Kurt Weill (1900-1950), de zoon van de voorzanger van de synagoge in Dessau, studeerde aan de Hochschule für Musik in Berlijn, waar hij les kreeg van o.a. Engelbert Humperdinck. In 1920 werd hij leerling van Ferruccio Busoni, die aan de Preussische Akademie der Kunste doceerde. Weill was veelzijdig. Hij was één van die componisten die evenveel hebben geëxperimenteerd met (klassieke) kunstmuziek als met populaire muziek. Gedurende de jaren ‘20 waren alle ogen gericht op Berlijn. Gedreven door een collectieve energie, vestigden kunstenaars van alle overtuigingen (schrijvers, schilders, architecten, filmregisseurs en componisten) de principes van “Nieuwe Objectiviteit” of “Nieuwe Zakelijkheid”, als toonbeeld van moderniteit.
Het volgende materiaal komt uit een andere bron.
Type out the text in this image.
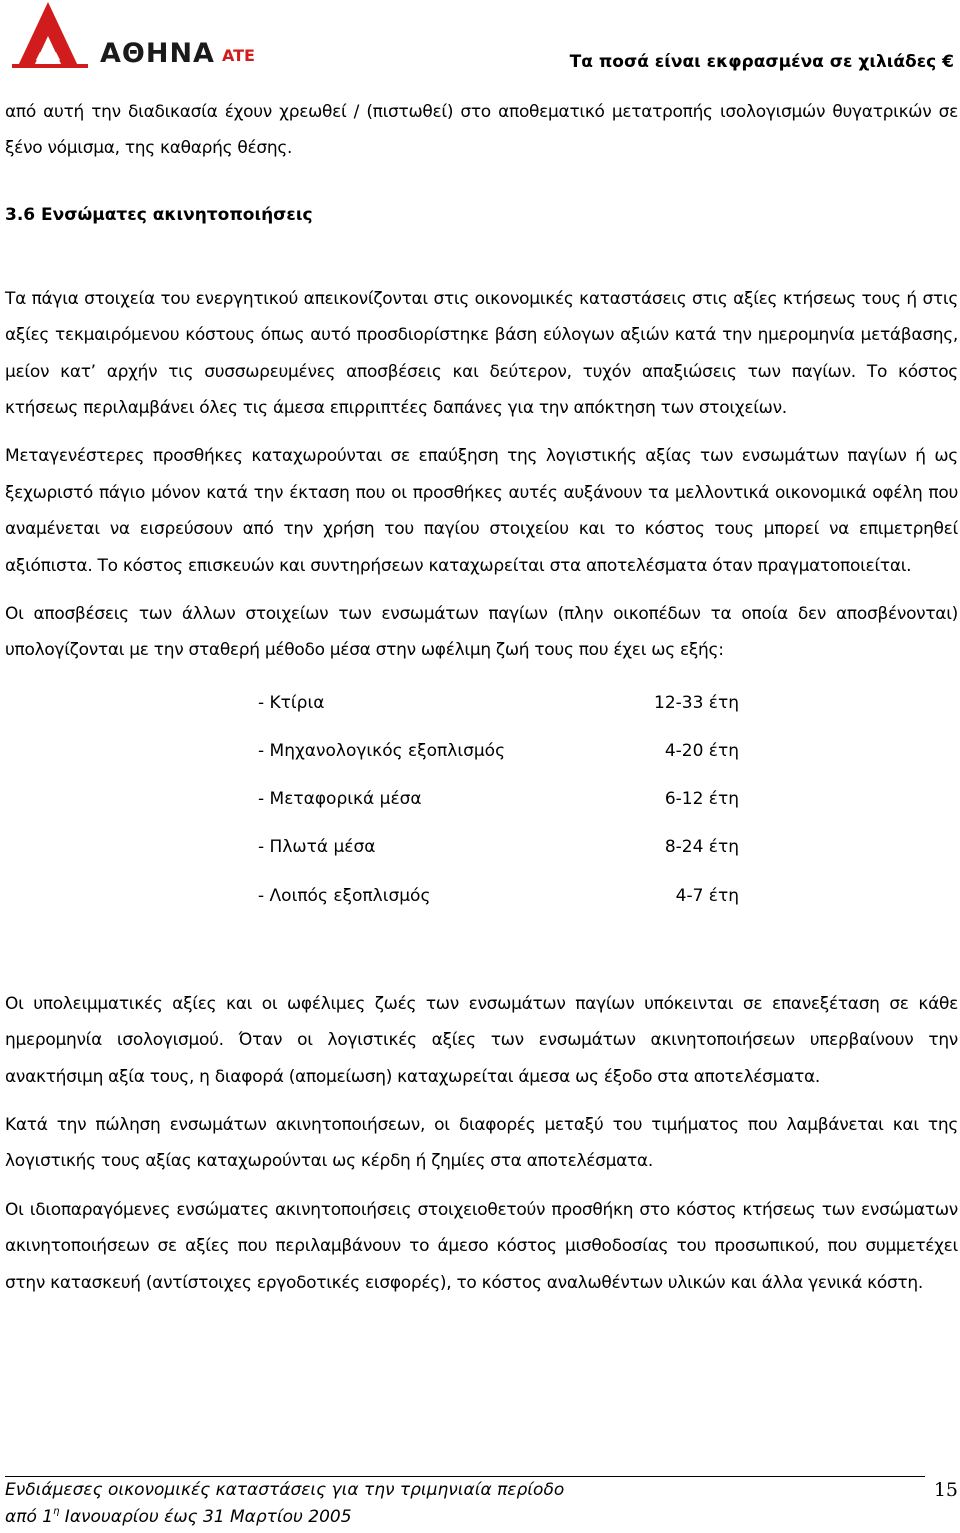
ΑΘΗΝΑ ATE	Τα ποσά είναι εκφρασμένα σε χιλιάδες €

από αυτή την διαδικασία έχουν χρεωθεί / (πιστωθεί) στο αποθεματικό μετατροπής ισολογισμών θυγατρικών σε ξένο νόμισμα, της καθαρής θέσης.

3.6 Ενσώματες ακινητοποιήσεις

Τα πάγια στοιχεία του ενεργητικού απεικονίζονται στις οικονομικές καταστάσεις στις αξίες κτήσεως τους ή στις αξίες τεκμαιρόμενου κόστους όπως αυτό προσδιορίστηκε βάση εύλογων αξιών κατά την ημερομηνία μετάβασης, μείον κατ’ αρχήν τις συσσωρευμένες αποσβέσεις και δεύτερον, τυχόν απαξιώσεις των παγίων. Το κόστος κτήσεως περιλαμβάνει όλες τις άμεσα επιρριπτέες δαπάνες για την απόκτηση των στοιχείων.

Μεταγενέστερες προσθήκες καταχωρούνται σε επαύξηση της λογιστικής αξίας των ενσωμάτων παγίων ή ως ξεχωριστό πάγιο μόνον κατά την έκταση που οι προσθήκες αυτές αυξάνουν τα μελλοντικά οικονομικά οφέλη που αναμένεται να εισρεύσουν από την χρήση του παγίου στοιχείου και το κόστος τους μπορεί να επιμετρηθεί αξιόπιστα. Το κόστος επισκευών και συντηρήσεων καταχωρείται στα αποτελέσματα όταν πραγματοποιείται.

Οι αποσβέσεις των άλλων στοιχείων των ενσωμάτων παγίων (πλην οικοπέδων τα οποία δεν αποσβένονται) υπολογίζονται με την σταθερή μέθοδο μέσα στην ωφέλιμη ζωή τους που έχει ως εξής:

- Κτίρια	12-33 έτη
- Μηχανολογικός εξοπλισμός	4-20 έτη
- Μεταφορικά μέσα	6-12 έτη
- Πλωτά μέσα	8-24 έτη
- Λοιπός εξοπλισμός	4-7 έτη

Οι υπολειμματικές αξίες και οι ωφέλιμες ζωές των ενσωμάτων παγίων υπόκεινται σε επανεξέταση σε κάθε ημερομηνία ισολογισμού. Όταν οι λογιστικές αξίες των ενσωμάτων ακινητοποιήσεων υπερβαίνουν την ανακτήσιμη αξία τους, η διαφορά (απομείωση) καταχωρείται άμεσα ως έξοδο στα αποτελέσματα.

Κατά την πώληση ενσωμάτων ακινητοποιήσεων, οι διαφορές μεταξύ του τιμήματος που λαμβάνεται και της λογιστικής τους αξίας καταχωρούνται ως κέρδη ή ζημίες στα αποτελέσματα.

Οι ιδιοπαραγόμενες ενσώματες ακινητοποιήσεις στοιχειοθετούν προσθήκη στο κόστος κτήσεως των ενσώματων ακινητοποιήσεων σε αξίες που περιλαμβάνουν το άμεσο κόστος μισθοδοσίας του προσωπικού, που συμμετέχει στην κατασκευή (αντίστοιχες εργοδοτικές εισφορές), το κόστος αναλωθέντων υλικών και άλλα γενικά κόστη.

Ενδιάμεσες οικονομικές καταστάσεις για την τριμηνιαία περίοδο
από $1^\eta$ Ιανουαρίου έως 31 Μαρτίου 2005
15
Berlijn was echter ook de stad van stakingen, armoede, repressie en de opkomst van het nazisme.
De naoorlogse sociale context droeg bij tot de rage die de hoofdstad overspoelde door cabaret, een soort veiligheidsklep voor morele en sociale bevrijding. Berlijn was hét artistiek en sociaal zenuwcentrum van de jaren twintig, een ziedende periode tussen twee wereldoorlogen. De metropool was dé culturele hoofdstad van Europa. Het was de stad waar alles mogelijk was, het meest opwindende, het meest innovatieve maar ook het gevaarlijkste. Het was het brandpunt van alle artistieke vernieuwing binnen een laatste ommekeer en klassieke muziek stond er op een keerpunt. Sommige componisten volgden de vernieuwing van de twaalftoon muziek waarbij de tonaliteit werd verlaten, terwijl anderen, zoals Kurt Weill en Hanns Eisler, in Berlijn hun politieke ideeën verplaatsten, richting een meer populistische muziek.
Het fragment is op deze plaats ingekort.